MEXICO CITY (CN) - On Thursday, Mexican President Claudia Sheinbaum rebuffed the U.S. Treasury Department's Wednesday claim that various Mexican financial institutions are involved in money laundering in connection with opioid trafficking.
"The Treasury Department has not submitted any evidence indicating that there is money laundering," Sheinbaum said. "What is our position? If there is evidence, we'll take action, there is no impunity, it does not matter who it would be; but if there is no evidence you cannot act on it, just like any crime," she said.
Sheinbaum said in a written statement on Thursday that Mexico's finance ministry and Financial Intelligence Unit initially received confidential information from the U.S. Treasury Department about Chinese and Mexican financial institutions weeks ago. The two agencies previously conducted their own investigation and found no evidence of money laundering.
The U.S. Treasury Department's Financial Crimes Enforcement Network accused three Mexican financial institutions - CIBanco, Intercam and Vector - "as being of primary money laundering concern" and blocked the banks' transactions with lenders and brokerage.
CIBanco and Intercam are both commercial banks. CIBanco has over $7 billion in total assets, Intercam $4 billion.
Vector is a brokerage firm with $11 billion in assets. According to the U.S. Treasury Department's statement, the three banks have a long-standing relationship with drug traffickers.
"Financial facilitators like CIBanco, Intercam, and Vector are enabling the poisoning of countless Americans by moving money on behalf of cartels, making them vital cogs in the fentanyl supply chain," said U.S. Secretary of the Treasury Scott Bessent in the department's press release.
The U.S. Treasury Department contends that CIBanco provides financial services that facilitate drug trafficking operations for the Beltran-Leyva Cartel, Jalisco New Generation Cartel and Gulf Cartel and "has also facilitated the procurement of precursor chemicals from China for illicit purposes."
They also note that CIBanco knowingly facilitated an account to launder $10 million on behalf of a Gulf Cartel member.
The department also claims that Intercam has a long-standing relationship with members of the New Generation Jalisco Cartel and facilitated the purchase of precursor chemicals from China to Mexico.

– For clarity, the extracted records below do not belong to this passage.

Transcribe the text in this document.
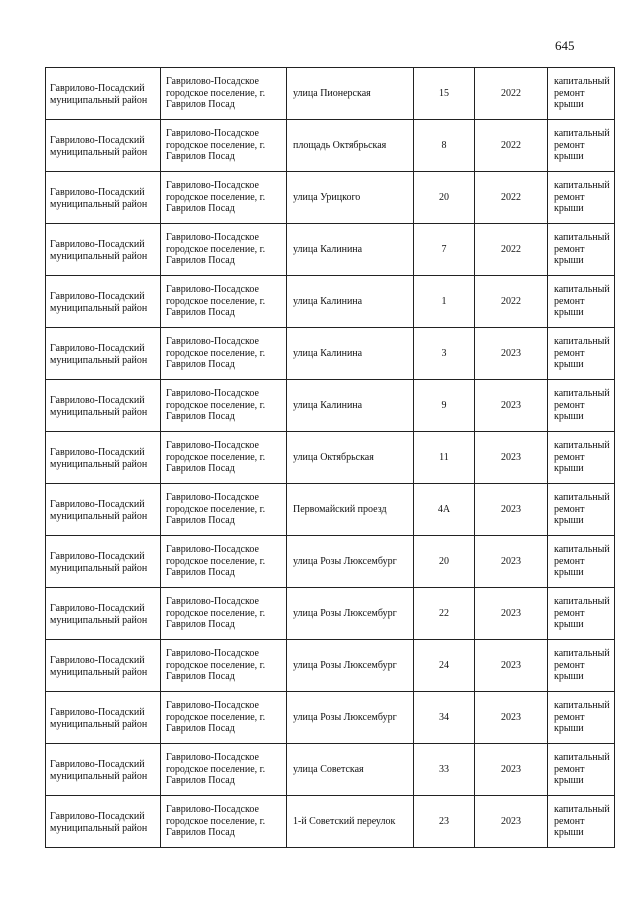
645
Гаврилово-Посадский муниципальный район	Гаврилово-Посадское городское поселение, г. Гаврилов Посад	улица Пионерская	15	2022	капитальный ремонт крыши
Гаврилово-Посадский муниципальный район	Гаврилово-Посадское городское поселение, г. Гаврилов Посад	площадь Октябрьская	8	2022	капитальный ремонт крыши
Гаврилово-Посадский муниципальный район	Гаврилово-Посадское городское поселение, г. Гаврилов Посад	улица Урицкого	20	2022	капитальный ремонт крыши
Гаврилово-Посадский муниципальный район	Гаврилово-Посадское городское поселение, г. Гаврилов Посад	улица Калинина	7	2022	капитальный ремонт крыши
Гаврилово-Посадский муниципальный район	Гаврилово-Посадское городское поселение, г. Гаврилов Посад	улица Калинина	1	2022	капитальный ремонт крыши
Гаврилово-Посадский муниципальный район	Гаврилово-Посадское городское поселение, г. Гаврилов Посад	улица Калинина	3	2023	капитальный ремонт крыши
Гаврилово-Посадский муниципальный район	Гаврилово-Посадское городское поселение, г. Гаврилов Посад	улица Калинина	9	2023	капитальный ремонт крыши
Гаврилово-Посадский муниципальный район	Гаврилово-Посадское городское поселение, г. Гаврилов Посад	улица Октябрьская	11	2023	капитальный ремонт крыши
Гаврилово-Посадский муниципальный район	Гаврилово-Посадское городское поселение, г. Гаврилов Посад	Первомайский проезд	4А	2023	капитальный ремонт крыши
Гаврилово-Посадский муниципальный район	Гаврилово-Посадское городское поселение, г. Гаврилов Посад	улица Розы Люксембург	20	2023	капитальный ремонт крыши
Гаврилово-Посадский муниципальный район	Гаврилово-Посадское городское поселение, г. Гаврилов Посад	улица Розы Люксембург	22	2023	капитальный ремонт крыши
Гаврилово-Посадский муниципальный район	Гаврилово-Посадское городское поселение, г. Гаврилов Посад	улица Розы Люксембург	24	2023	капитальный ремонт крыши
Гаврилово-Посадский муниципальный район	Гаврилово-Посадское городское поселение, г. Гаврилов Посад	улица Розы Люксембург	34	2023	капитальный ремонт крыши
Гаврилово-Посадский муниципальный район	Гаврилово-Посадское городское поселение, г. Гаврилов Посад	улица Советская	33	2023	капитальный ремонт крыши
Гаврилово-Посадский муниципальный район	Гаврилово-Посадское городское поселение, г. Гаврилов Посад	1-й Советский переулок	23	2023	капитальный ремонт крыши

Vector, the U.S. Treasury Department claims, facilitates money laundering services for the Sinaloa Cartel and Gulf Cartel.
"For example, from 2013 through 2021, a Sinaloa Cartel money mule employed various methods to launder $2 million from the United States to Mexico through Vector," the department claims.
On the same day that the U.S. Treasury Department issued their statement, the Mexican Senate approved amendments to the Federal Law for the Prevention and Identification of Operations with Resources of Illicit Origin, Mexico's anti-money laundering law.
"I appear before you with the conviction that a reform is being presented that not only strengthens the capacity of the Mexican State to combat economic crime and money laundering, but also seeks to balance people's rights, economic freedom and legal certainty with legislative responsibility," said Senator Javier Corral Jurado before promoting a draft decree reforming the law.
One of the main proposals was to improve coordination between the Ministry of Finance and Public Credit, the National Guard and national and international financial institutions. The reform passed with 74 votes in favor, 13 against and 19 abstentions.